Однажды Розмари предложила мне сходить в Поселок Робинзона, к ее знакомым. Молодые супруги из среды интеллигентов-экстремистов проживали в небольшой стандартной квартире, в этом супермодном микрорайоне, состоящем из двухэтажных бетонных ящиков. С профессиональной точки зрения ее знакомые не представляют для меня ни малейшего интереса, и, будь в наших отношениях хоть немного искренности, я должен был бы признаться, что познакомиться с ее шефом Тео Грабером мне было бы куда приятнее. Только искренность с Розмари — непозволительная роскошь, и так как я не максималист, то на данном этапе мне лучше довольствоваться дружбой и любовью без излишней откровенности. Потому что, как говорят французы, даже самая красивая девушка может дать не больше того, что у нее есть.

Экстремисты устроились весьма удобно, если хаотическое нагромождение транзисторов, магнитофонов, книг, алкогольных напитков прямо на полу, на синем искусственном половике в просторном холле, можно считать удобным. Вообще эти супруги так и живут на половике: принимают гостей на половике, предлагая им подушки для удобства, пьют виски и слушают поп-музыку на половике, спят, по всей видимости, тоже на половике, как бы говоря тем самым, что плевать они хотели на иерархическую лестницу — им, дескать, больше по сердцу скромный быт социальных низов.

Однако никаких других примет, доказывающих связь наших хозяев с эксплуатируемыми классами, мне обнаружить не удается, о чем я позволяю себе сказать открыто, когда знакомый репертуар о перманентной революции и об аскетической бедности во имя абсолютного безличия и полного равенства мне изрядно надоел.

— А что вам мешает? — спрашиваю. — Выбросьте все из квартиры, вместе с этим синтетическим половиком, напяльте на себя три метра зеленой холстины и живите прямо на полу. Или еще лучше: выдворите сами себя из дому и шагайте по дорогам перманентной революции.

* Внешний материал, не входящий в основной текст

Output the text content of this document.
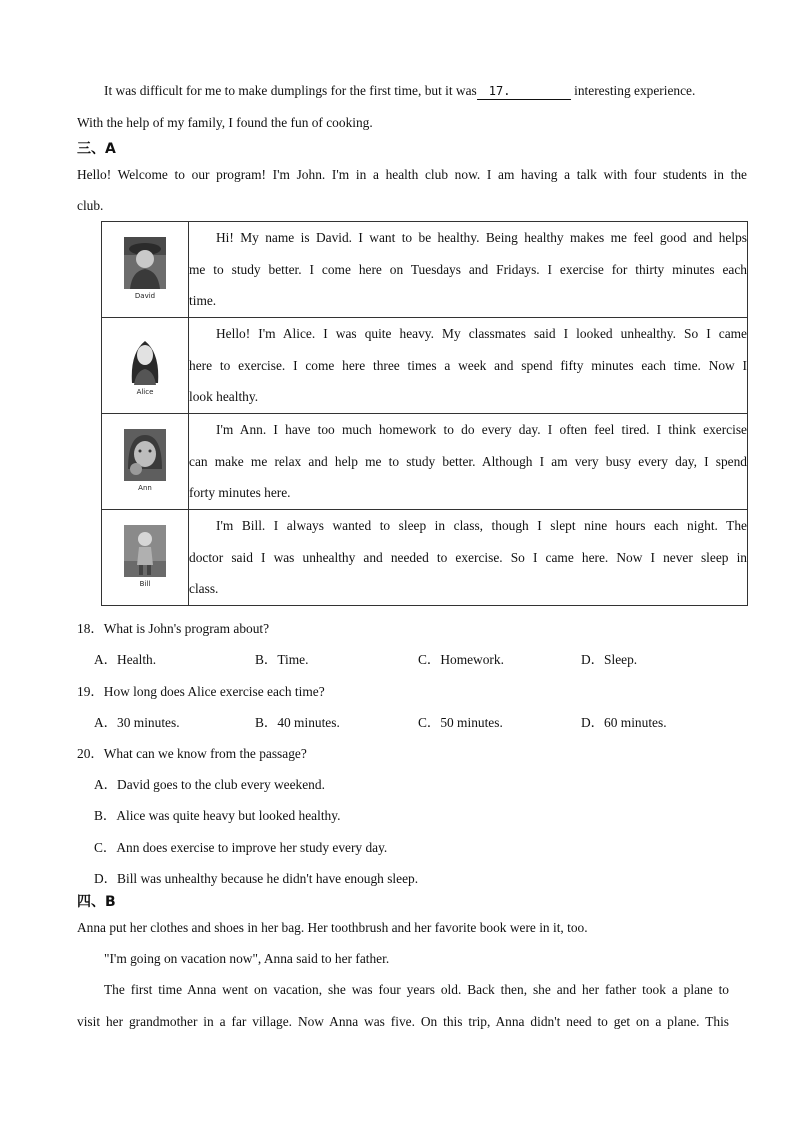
It was difficult for me to make dumplings for the first time, but it was 17.	interesting experience.
With the help of my family, I found the fun of cooking.
三、A
Hello! Welcome to our program! I'm John. I'm in a health club now. I am having a talk with four students in the
club.
David	Hi! My name is David. I want to be healthy. Being healthy makes me feel good and helps
me to study better. I come here on Tuesdays and Fridays. I exercise for thirty minutes each
time.

Alice	Hello! I'm Alice. I was quite heavy. My classmates said I looked unhealthy. So I came
here to exercise. I come here three times a week and spend fifty minutes each time. Now I
look healthy.

Ann	I'm Ann. I have too much homework to do every day. I often feel tired. I think exercise
can make me relax and help me to study better. Although I am very busy every day, I spend
forty minutes here.

Bill	I'm Bill. I always wanted to sleep in class, though I slept nine hours each night. The
doctor said I was unhealthy and needed to exercise. So I came here. Now I never sleep in
class.
18．What is John's program about?
A．Health.	B．Time.	C．Homework.	D．Sleep.
19．How long does Alice exercise each time?
A．30 minutes.	B．40 minutes.	C．50 minutes.	D．60 minutes.
20．What can we know from the passage?
A．David goes to the club every weekend.
B．Alice was quite heavy but looked healthy.
C．Ann does exercise to improve her study every day.
D．Bill was unhealthy because he didn't have enough sleep.
四、B
Anna put her clothes and shoes in her bag. Her toothbrush and her favorite book were in it, too.
"I'm going on vacation now", Anna said to her father.
The first time Anna went on vacation, she was four years old. Back then, she and her father took a plane to
visit her grandmother in a far village. Now Anna was five. On this trip, Anna didn't need to get on a plane. This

Я говорю это супруге, точнее, предполагаемой супруге, потому что у обоих этих субъектов длинные соломенные патлы, хилые плоские фигуры и оба они в джинсах с декоративными заплатами.

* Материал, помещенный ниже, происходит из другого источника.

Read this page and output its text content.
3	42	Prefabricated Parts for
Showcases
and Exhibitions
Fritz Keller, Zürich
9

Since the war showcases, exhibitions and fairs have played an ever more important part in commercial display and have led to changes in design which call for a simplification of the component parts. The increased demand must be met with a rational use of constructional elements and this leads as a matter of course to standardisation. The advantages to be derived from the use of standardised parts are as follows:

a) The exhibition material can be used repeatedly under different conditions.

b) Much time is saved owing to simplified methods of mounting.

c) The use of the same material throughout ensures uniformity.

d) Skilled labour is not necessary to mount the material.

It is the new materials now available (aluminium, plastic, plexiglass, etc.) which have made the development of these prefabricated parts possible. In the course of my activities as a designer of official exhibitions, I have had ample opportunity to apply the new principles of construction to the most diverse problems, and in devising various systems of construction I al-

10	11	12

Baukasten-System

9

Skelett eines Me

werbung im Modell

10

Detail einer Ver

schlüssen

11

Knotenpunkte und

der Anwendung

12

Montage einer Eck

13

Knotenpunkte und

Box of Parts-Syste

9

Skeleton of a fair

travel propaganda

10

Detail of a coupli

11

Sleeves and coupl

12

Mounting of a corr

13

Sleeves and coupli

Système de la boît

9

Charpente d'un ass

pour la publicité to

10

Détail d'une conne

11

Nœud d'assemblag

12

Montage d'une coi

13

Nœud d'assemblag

Супруга отвечает, что я слишком вульгарно понимаю их воззрения и что в социальном равенстве они видят прежде всего высший абстрактный принцип, а не вульгарную житейскую практику.

После этого супруг — или предполагаемый супруг — снова подливает виски, доказывая этим, что идейная конфронтация его не трогает, и принимается развивать очередную теорию, оправдывающую террор как высшую форму революционного насилия.

— Я торгую преимущественно маслинами и брынзой, — говорю я, улучив момент, — но у меня в коммерческом мире обширные связи, и мне ничего не стоит снабдить каждого из вас парой пистолетов любой марки и ящиком ручных гранат. Так что если будет нужда в экипировке, дайте мне знать.

Тут супруга опять торопится возразить в том духе, что теория революционного действия — это одно, а практика — совсем другое и что разделение умственного и физического труда, которое произошло еще в рабовладельческом обществе, узаконило достойный уважения обычай: одни вырабатывают принципы, а другие применяют их на практике.

— Я никак не ожидала, Пьер, что вы способны вести себя так грубо, — тихо упрекает меня Розмари, когда мы по лесу возвращаемся домой.

— Что было делать, если интеллектуальный всплеск на уровне этого синего половика чуть не захлестнул меня.

— Однако это не основание все время называть хозяина госпожой…

— Вот оно что. Откуда я мог знать… У этого типа голос более тонкий.

— Чем же он виноват что у его жены такой низкий тембр? Нет, вы явно перестарались.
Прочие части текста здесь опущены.